Aspra aponta déficit de 13 mil PMs em Minas

Presidente da Associação dos Praças Policiais e Bombeiros Militares de Minas Gerais (Aspra/MG), o subtenente Heder Martins de Oliveira define os afastamentos ligados à saúde mental e os suicídios da categoria como uma “verdadeira caixa-preta”. “Não temos dados, porque tem o pressuposto de ser uma questão de atendimento médico e fica sob sigilo. Mas sabemos que vários encontram-se afastados, licenciados.” Segundo ele, os gatilhos são muitos, como a pressão por resultados e a escala de serviço. “O efetivo das polícias militares deveria ser de 51 mil, e nós temos 38 mil, enquanto a criminalidade vem aumentando. Então a busca pelo resultado, pela redução dos crimes violentos e de furtos, exige uma carga horária sacrificante, com elevado nível de estresse.”

De olho na prevenção, a Aspra volta a realizar, em março, um seminário com profissionais de segurança pública sobre o tema, semelhante ao evento promovido antes da pandemia. “Temos praças psicólogos e estaremos convidando especialistas do país todo para jogar luz sobre essa questão.” Um dos participantes é o psicólogo e subtenente reformado, Gilberto Agostinho dos Reis.

“O universo maior na PM é de adultos, do sexo masculino. Esse é o público mais sujeito ao suicídio, e a utilização de armas está no cotidiano do policial militar. Então, em uma situação de estresse elevado ou de transtorno pós-traumático – que acontece nas polícias de modo geral – e se a pessoa já tem uma predisposição interna, há esse facilitador, de estar no dia a dia com a arma”, analisa o especialista. “A atividade também leva a um estresse constante, durante o qual a pessoa pode perder o equilíbrio emocional e se conduzir pelo impulso.”
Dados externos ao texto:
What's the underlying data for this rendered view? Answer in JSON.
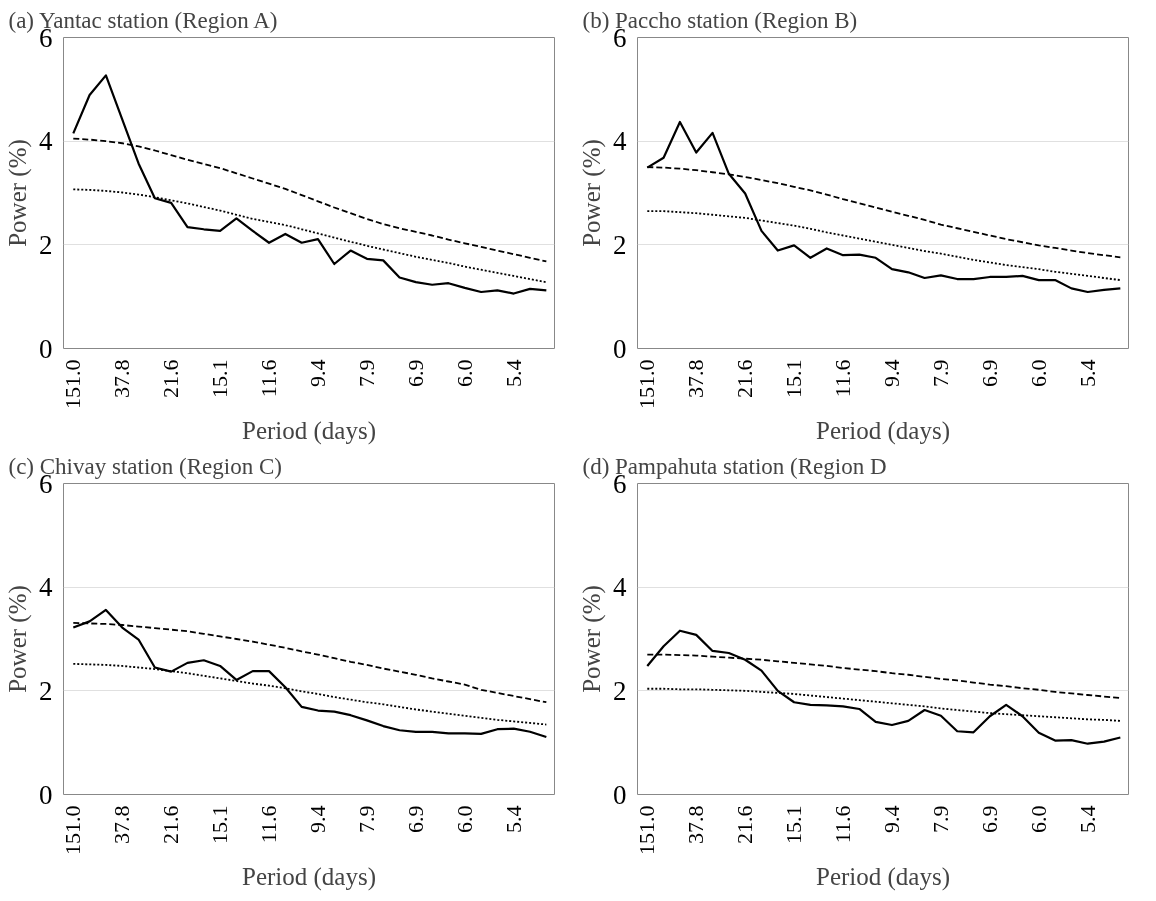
{
  "chart_data": [
    {
      "type": "line",
      "title": "(a) Yantac station (Region A)",
      "xlabel": "Period (days)",
      "ylabel": "Power (%)",
      "categories": [
        "151.0",
        null,
        null,
        "37.8",
        null,
        null,
        "21.6",
        null,
        null,
        "15.1",
        null,
        null,
        "11.6",
        null,
        null,
        "9.4",
        null,
        null,
        "7.9",
        null,
        null,
        "6.9",
        null,
        null,
        "6.0",
        null,
        null,
        "5.4",
        null,
        null
      ],
      "ylim": [
        0,
        6
      ],
      "yticks": [
        0,
        2,
        4,
        6
      ],
      "grid": "y",
      "series": [
        {
          "color": "#000000",
          "line_style": "solid",
          "values": [
            4.15,
            4.89,
            5.27,
            4.42,
            3.57,
            2.9,
            2.81,
            2.34,
            2.3,
            2.27,
            2.51,
            2.27,
            2.04,
            2.21,
            2.04,
            2.11,
            1.63,
            1.89,
            1.73,
            1.7,
            1.37,
            1.28,
            1.23,
            1.26,
            1.17,
            1.09,
            1.12,
            1.06,
            1.15,
            1.12
          ]
        },
        {
          "color": "#000000",
          "line_style": "dashed",
          "values": [
            4.05,
            4.03,
            4.0,
            3.96,
            3.9,
            3.82,
            3.73,
            3.64,
            3.56,
            3.48,
            3.38,
            3.28,
            3.18,
            3.08,
            2.96,
            2.84,
            2.72,
            2.61,
            2.5,
            2.4,
            2.32,
            2.25,
            2.18,
            2.1,
            2.03,
            1.96,
            1.89,
            1.82,
            1.75,
            1.68
          ]
        },
        {
          "color": "#000000",
          "line_style": "dotted",
          "values": [
            3.07,
            3.06,
            3.04,
            3.01,
            2.97,
            2.92,
            2.86,
            2.8,
            2.73,
            2.66,
            2.58,
            2.5,
            2.44,
            2.38,
            2.3,
            2.22,
            2.14,
            2.06,
            1.98,
            1.91,
            1.84,
            1.77,
            1.71,
            1.65,
            1.58,
            1.52,
            1.46,
            1.4,
            1.34,
            1.28
          ]
        }
      ]
    },
    {
      "type": "line",
      "title": "(b) Paccho station (Region B)",
      "xlabel": "Period (days)",
      "ylabel": "Power (%)",
      "categories": [
        "151.0",
        null,
        null,
        "37.8",
        null,
        null,
        "21.6",
        null,
        null,
        "15.1",
        null,
        null,
        "11.6",
        null,
        null,
        "9.4",
        null,
        null,
        "7.9",
        null,
        null,
        "6.9",
        null,
        null,
        "6.0",
        null,
        null,
        "5.4",
        null,
        null
      ],
      "ylim": [
        0,
        6
      ],
      "yticks": [
        0,
        2,
        4,
        6
      ],
      "grid": "y",
      "series": [
        {
          "color": "#000000",
          "line_style": "solid",
          "values": [
            3.49,
            3.68,
            4.37,
            3.78,
            4.16,
            3.37,
            2.99,
            2.27,
            1.89,
            1.99,
            1.75,
            1.93,
            1.8,
            1.81,
            1.75,
            1.53,
            1.47,
            1.36,
            1.41,
            1.34,
            1.34,
            1.38,
            1.38,
            1.4,
            1.32,
            1.32,
            1.16,
            1.09,
            1.13,
            1.16
          ]
        },
        {
          "color": "#000000",
          "line_style": "dashed",
          "values": [
            3.5,
            3.49,
            3.47,
            3.44,
            3.4,
            3.36,
            3.31,
            3.25,
            3.19,
            3.12,
            3.05,
            2.97,
            2.88,
            2.8,
            2.72,
            2.64,
            2.56,
            2.48,
            2.39,
            2.32,
            2.25,
            2.18,
            2.11,
            2.05,
            1.99,
            1.94,
            1.89,
            1.84,
            1.8,
            1.76
          ]
        },
        {
          "color": "#000000",
          "line_style": "dotted",
          "values": [
            2.65,
            2.65,
            2.63,
            2.61,
            2.58,
            2.55,
            2.52,
            2.47,
            2.42,
            2.37,
            2.31,
            2.24,
            2.18,
            2.12,
            2.06,
            2.0,
            1.94,
            1.88,
            1.83,
            1.77,
            1.71,
            1.66,
            1.61,
            1.57,
            1.53,
            1.48,
            1.44,
            1.4,
            1.36,
            1.32
          ]
        }
      ]
    },
    {
      "type": "line",
      "title": "(c) Chivay station (Region C)",
      "xlabel": "Period (days)",
      "ylabel": "Power (%)",
      "categories": [
        "151.0",
        null,
        null,
        "37.8",
        null,
        null,
        "21.6",
        null,
        null,
        "15.1",
        null,
        null,
        "11.6",
        null,
        null,
        "9.4",
        null,
        null,
        "7.9",
        null,
        null,
        "6.9",
        null,
        null,
        "6.0",
        null,
        null,
        "5.4",
        null,
        null
      ],
      "ylim": [
        0,
        6
      ],
      "yticks": [
        0,
        2,
        4,
        6
      ],
      "grid": "y",
      "series": [
        {
          "color": "#000000",
          "line_style": "solid",
          "values": [
            3.22,
            3.34,
            3.56,
            3.22,
            2.99,
            2.45,
            2.37,
            2.54,
            2.59,
            2.48,
            2.21,
            2.38,
            2.38,
            2.07,
            1.69,
            1.62,
            1.6,
            1.53,
            1.43,
            1.32,
            1.24,
            1.21,
            1.21,
            1.18,
            1.18,
            1.17,
            1.26,
            1.27,
            1.21,
            1.11
          ]
        },
        {
          "color": "#000000",
          "line_style": "dashed",
          "values": [
            3.31,
            3.3,
            3.29,
            3.27,
            3.24,
            3.21,
            3.18,
            3.15,
            3.1,
            3.05,
            3.0,
            2.95,
            2.89,
            2.83,
            2.76,
            2.7,
            2.63,
            2.56,
            2.5,
            2.43,
            2.37,
            2.31,
            2.24,
            2.18,
            2.12,
            2.02,
            1.96,
            1.9,
            1.84,
            1.78
          ]
        },
        {
          "color": "#000000",
          "line_style": "dotted",
          "values": [
            2.52,
            2.51,
            2.5,
            2.48,
            2.45,
            2.42,
            2.38,
            2.34,
            2.29,
            2.24,
            2.19,
            2.14,
            2.1,
            2.05,
            1.99,
            1.94,
            1.88,
            1.83,
            1.78,
            1.74,
            1.69,
            1.64,
            1.6,
            1.56,
            1.52,
            1.48,
            1.44,
            1.41,
            1.38,
            1.35
          ]
        }
      ]
    },
    {
      "type": "line",
      "title": "(d) Pampahuta station (Region D",
      "xlabel": "Period (days)",
      "ylabel": "Power (%)",
      "categories": [
        "151.0",
        null,
        null,
        "37.8",
        null,
        null,
        "21.6",
        null,
        null,
        "15.1",
        null,
        null,
        "11.6",
        null,
        null,
        "9.4",
        null,
        null,
        "7.9",
        null,
        null,
        "6.9",
        null,
        null,
        "6.0",
        null,
        null,
        "5.4",
        null,
        null
      ],
      "ylim": [
        0,
        6
      ],
      "yticks": [
        0,
        2,
        4,
        6
      ],
      "grid": "y",
      "series": [
        {
          "color": "#000000",
          "line_style": "solid",
          "values": [
            2.48,
            2.86,
            3.16,
            3.08,
            2.77,
            2.73,
            2.6,
            2.39,
            2.0,
            1.78,
            1.73,
            1.72,
            1.7,
            1.65,
            1.4,
            1.34,
            1.42,
            1.63,
            1.52,
            1.22,
            1.2,
            1.51,
            1.73,
            1.51,
            1.19,
            1.04,
            1.05,
            0.98,
            1.02,
            1.1
          ]
        },
        {
          "color": "#000000",
          "line_style": "dashed",
          "values": [
            2.7,
            2.7,
            2.69,
            2.68,
            2.66,
            2.64,
            2.62,
            2.6,
            2.57,
            2.54,
            2.51,
            2.48,
            2.44,
            2.41,
            2.38,
            2.34,
            2.31,
            2.27,
            2.23,
            2.2,
            2.16,
            2.12,
            2.09,
            2.05,
            2.02,
            1.98,
            1.95,
            1.92,
            1.89,
            1.86
          ]
        },
        {
          "color": "#000000",
          "line_style": "dotted",
          "values": [
            2.04,
            2.04,
            2.03,
            2.03,
            2.02,
            2.01,
            2.0,
            1.98,
            1.96,
            1.94,
            1.91,
            1.88,
            1.85,
            1.82,
            1.79,
            1.76,
            1.73,
            1.7,
            1.66,
            1.63,
            1.6,
            1.57,
            1.55,
            1.53,
            1.51,
            1.49,
            1.47,
            1.45,
            1.44,
            1.42
          ]
        }
      ]
    }
  ]
}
O subtenente atuou como psicólogo na PMMG por 13 anos e lecionou psicologia aplicada em diversos cursos da corporação. “A atividade policial vai na contramão da natureza humana, que é não querer lidar com a morte, com conflitos que colocam a pessoa em risco.” Ele vai além: “O policial é treinado para matar ou morrer, para sacrificar a própria vida para cumprir a missão, se necessário for. E o funcionamento da corporação é extremamente rígido. Então são muitos fatores que levam ao autoextermínio.”
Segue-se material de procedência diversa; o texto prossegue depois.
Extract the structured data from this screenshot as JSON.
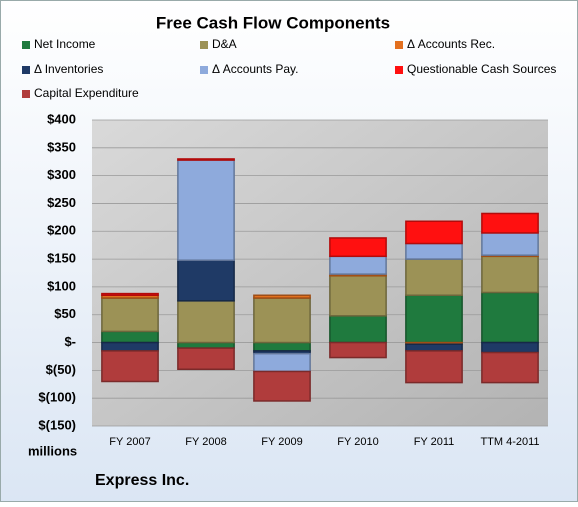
{
  "chart_data": {
    "type": "bar",
    "stacked": true,
    "title": "Free Cash Flow Components",
    "y_unit_label": "millions",
    "footer": "Express Inc.",
    "categories": [
      "FY 2007",
      "FY 2008",
      "FY 2009",
      "FY 2010",
      "FY 2011",
      "TTM 4-2011"
    ],
    "series": [
      {
        "name": "Net Income",
        "color": "#1f7a3e",
        "values": [
          20,
          -10,
          -15,
          48,
          85,
          90
        ]
      },
      {
        "name": "D&A",
        "color": "#9c9256",
        "values": [
          60,
          75,
          80,
          72,
          65,
          65
        ]
      },
      {
        "name": "Δ Accounts Rec.",
        "color": "#e3701f",
        "values": [
          5,
          0,
          5,
          3,
          -3,
          2
        ]
      },
      {
        "name": "Δ Inventories",
        "color": "#1f3a66",
        "values": [
          -15,
          73,
          -5,
          0,
          -12,
          -18
        ]
      },
      {
        "name": "Δ Accounts Pay.",
        "color": "#8eaadc",
        "values": [
          0,
          180,
          -32,
          32,
          28,
          40
        ]
      },
      {
        "name": "Questionable Cash Sources",
        "color": "#ff1010",
        "values": [
          3,
          2,
          0,
          33,
          40,
          35
        ]
      },
      {
        "name": "Capital Expenditure",
        "color": "#b03c3c",
        "values": [
          -55,
          -38,
          -53,
          -27,
          -57,
          -54
        ]
      }
    ],
    "ylim": [
      -150,
      400
    ],
    "yticks": [
      {
        "value": -150,
        "label": "$(150)"
      },
      {
        "value": -100,
        "label": "$(100)"
      },
      {
        "value": -50,
        "label": "$(50)"
      },
      {
        "value": 0,
        "label": "$-"
      },
      {
        "value": 50,
        "label": "$50"
      },
      {
        "value": 100,
        "label": "$100"
      },
      {
        "value": 150,
        "label": "$150"
      },
      {
        "value": 200,
        "label": "$200"
      },
      {
        "value": 250,
        "label": "$250"
      },
      {
        "value": 300,
        "label": "$300"
      },
      {
        "value": 350,
        "label": "$350"
      },
      {
        "value": 400,
        "label": "$400"
      }
    ],
    "grid": true
  }
}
A Tribuna provocou a PMMG sobre o tema, mas não obteve retorno até o fechamento desta matéria.

‘A atividade de segurança deveria ter mais planejamento e inteligência’
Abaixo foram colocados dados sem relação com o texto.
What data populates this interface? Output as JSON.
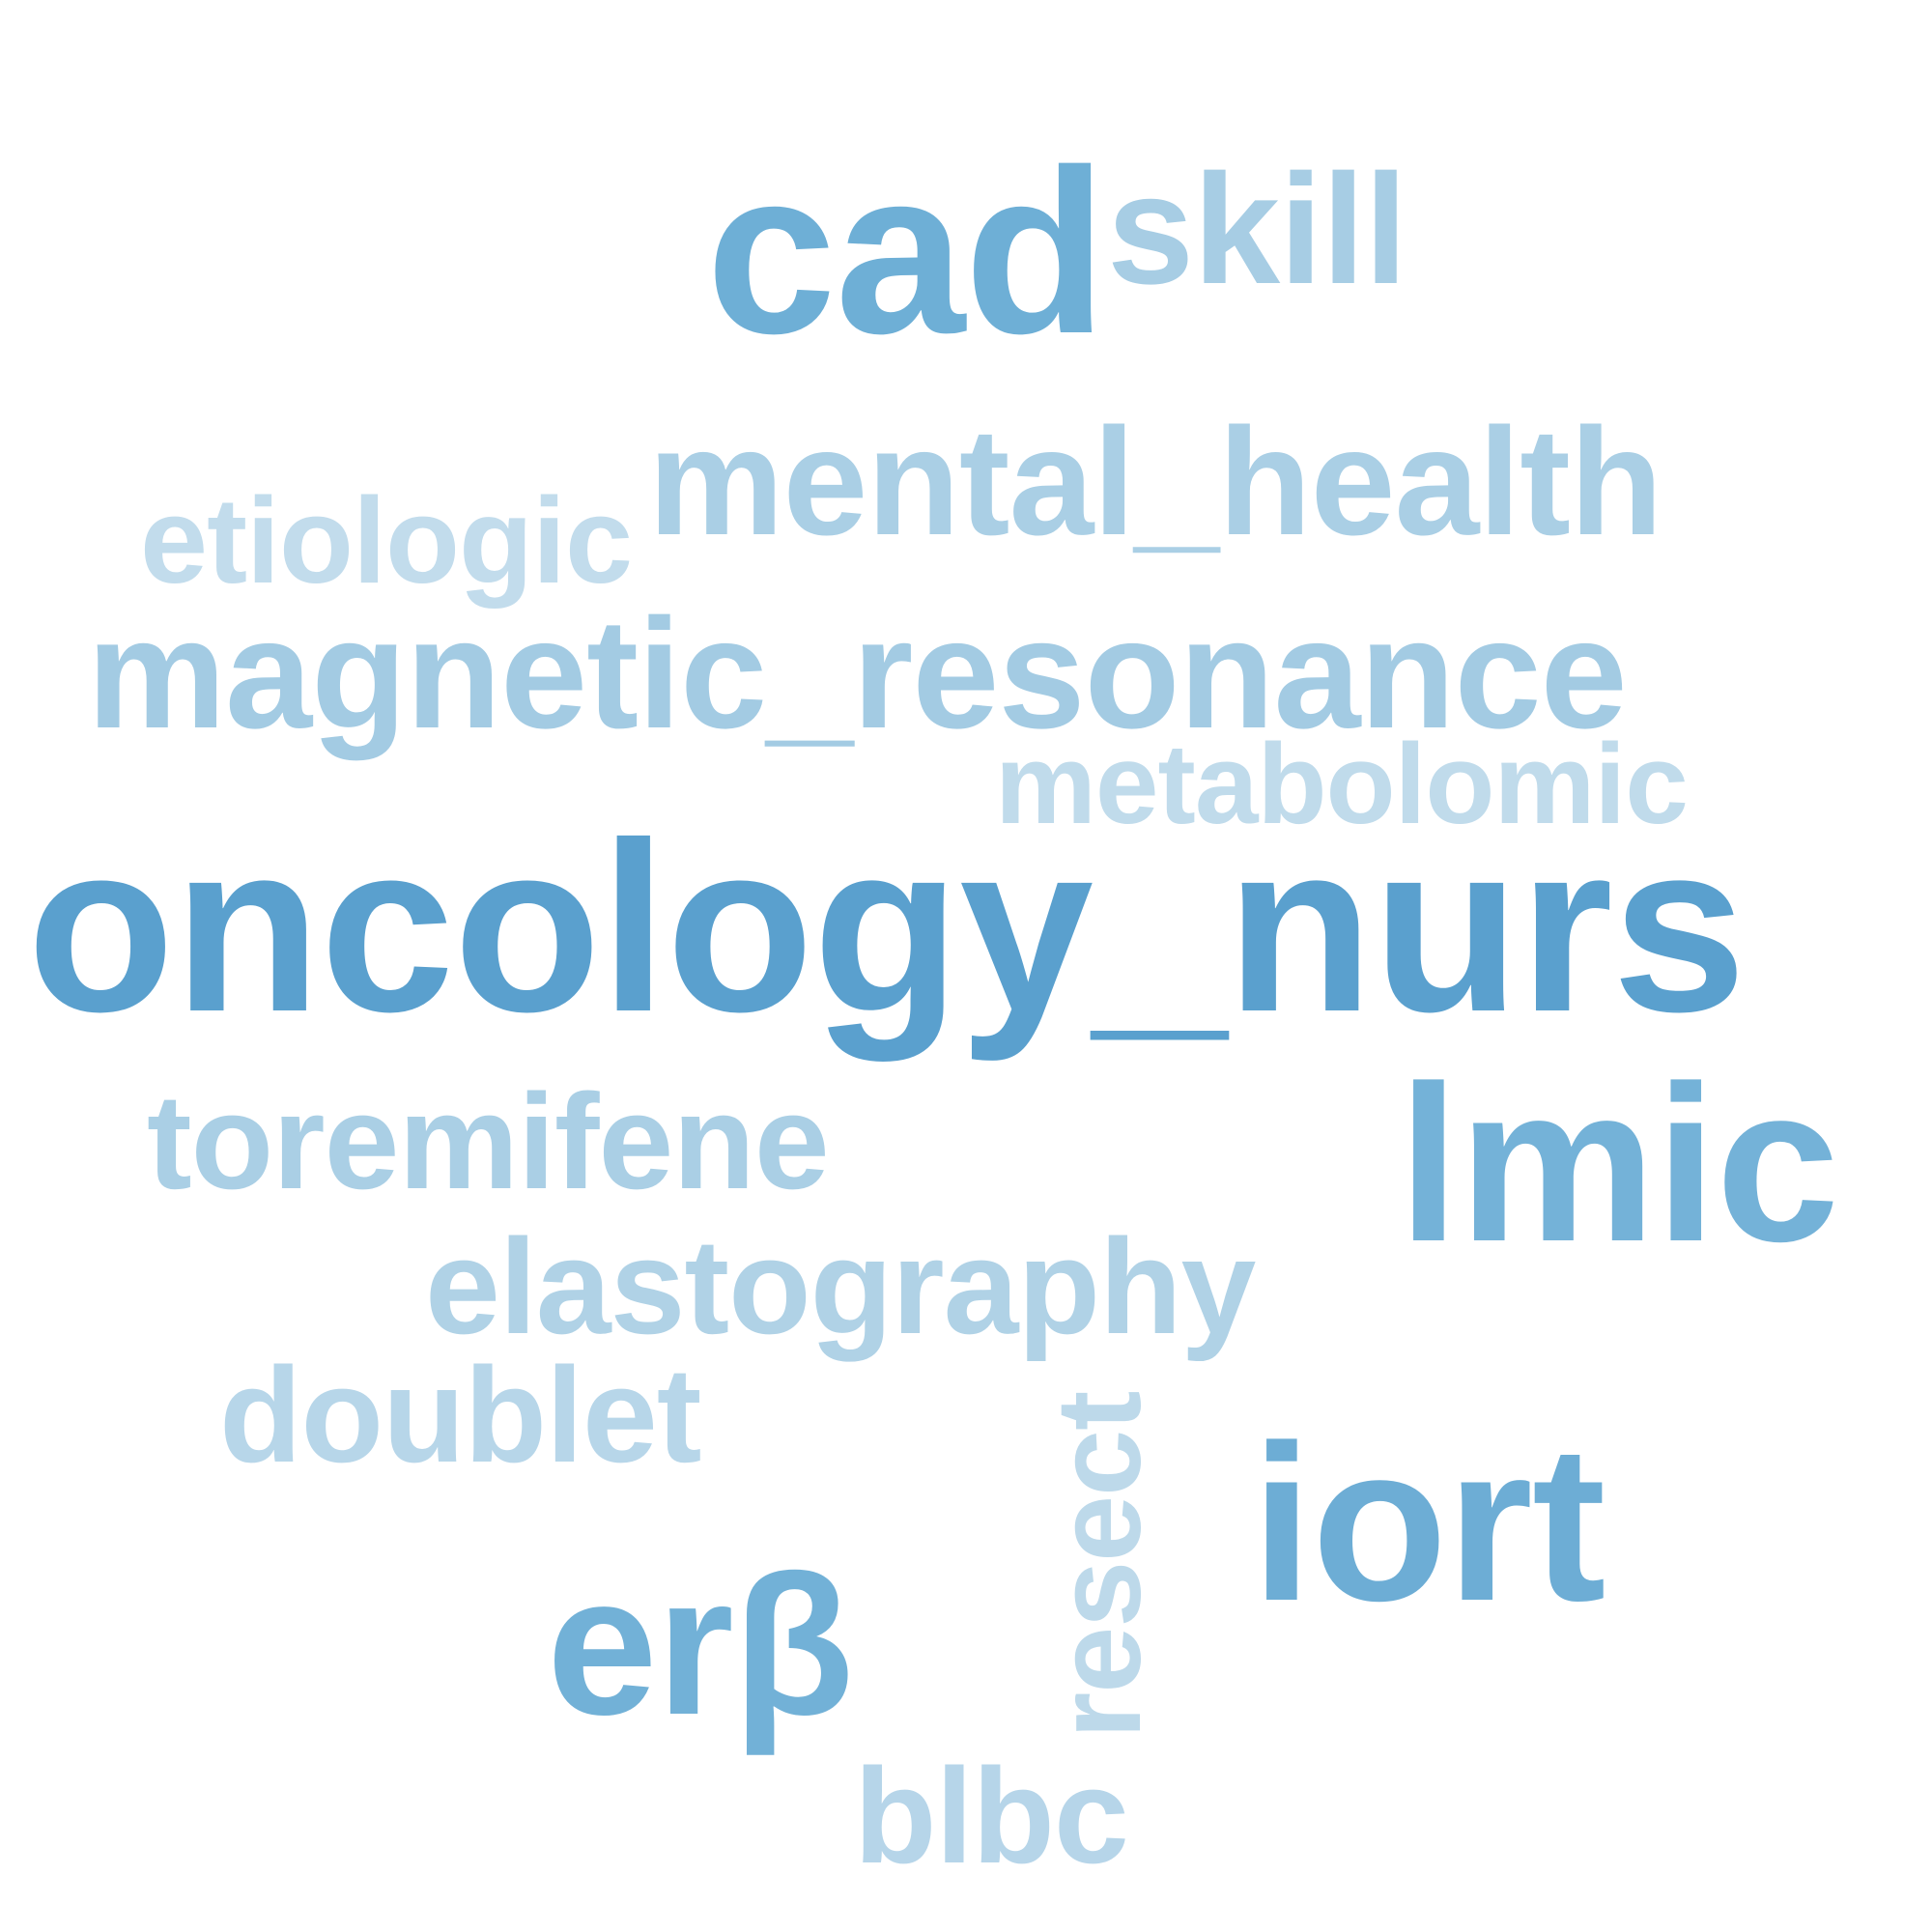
{
  "words": [
    {
      "key": "oncology",
      "text": "oncology_nurs",
      "color": "#5aa0ce"
    },
    {
      "key": "cad",
      "text": "cad",
      "color": "#6eafd6"
    },
    {
      "key": "lmic",
      "text": "lmic",
      "color": "#74b2d8"
    },
    {
      "key": "iort",
      "text": "iort",
      "color": "#6dadd5"
    },
    {
      "key": "erb",
      "text": "erβ",
      "color": "#72b1d7"
    },
    {
      "key": "skill",
      "text": "skill",
      "color": "#a7cde4"
    },
    {
      "key": "mental",
      "text": "mental_health",
      "color": "#aacfe5"
    },
    {
      "key": "magnetic",
      "text": "magnetic_resonance",
      "color": "#a3cbe3"
    },
    {
      "key": "toremifene",
      "text": "toremifene",
      "color": "#aacfe5"
    },
    {
      "key": "elastography",
      "text": "elastography",
      "color": "#b0d2e6"
    },
    {
      "key": "doublet",
      "text": "doublet",
      "color": "#b7d6e9"
    },
    {
      "key": "blbc",
      "text": "blbc",
      "color": "#b6d5e9"
    },
    {
      "key": "etiologic",
      "text": "etiologic",
      "color": "#c2dcec"
    },
    {
      "key": "metabolomic",
      "text": "metabolomic",
      "color": "#c0dbeb"
    },
    {
      "key": "resect",
      "text": "resect",
      "color": "#bdd9ea"
    }
  ]
}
Para o diretor regional do Sindicato dos Servidores da Polícia Civil de Minas (Sindpol/MG), Givanildo Guimarães, o nível de estresse da profissão e a cobrança contribuem para alterações na saúde mental. “Para lidar com situações de conflito o tempo todo você precisa estar muito bem preparado, e há pouca formação. A atividade de segurança deveria ter mais planejamento e inteligência.” Ele comenta o adoecimento mental da categoria. “Em Minas tivemos muitos suicídios. E temos problemas imediatos na subsede com as perícias. É um processo muito abusivo”, resume.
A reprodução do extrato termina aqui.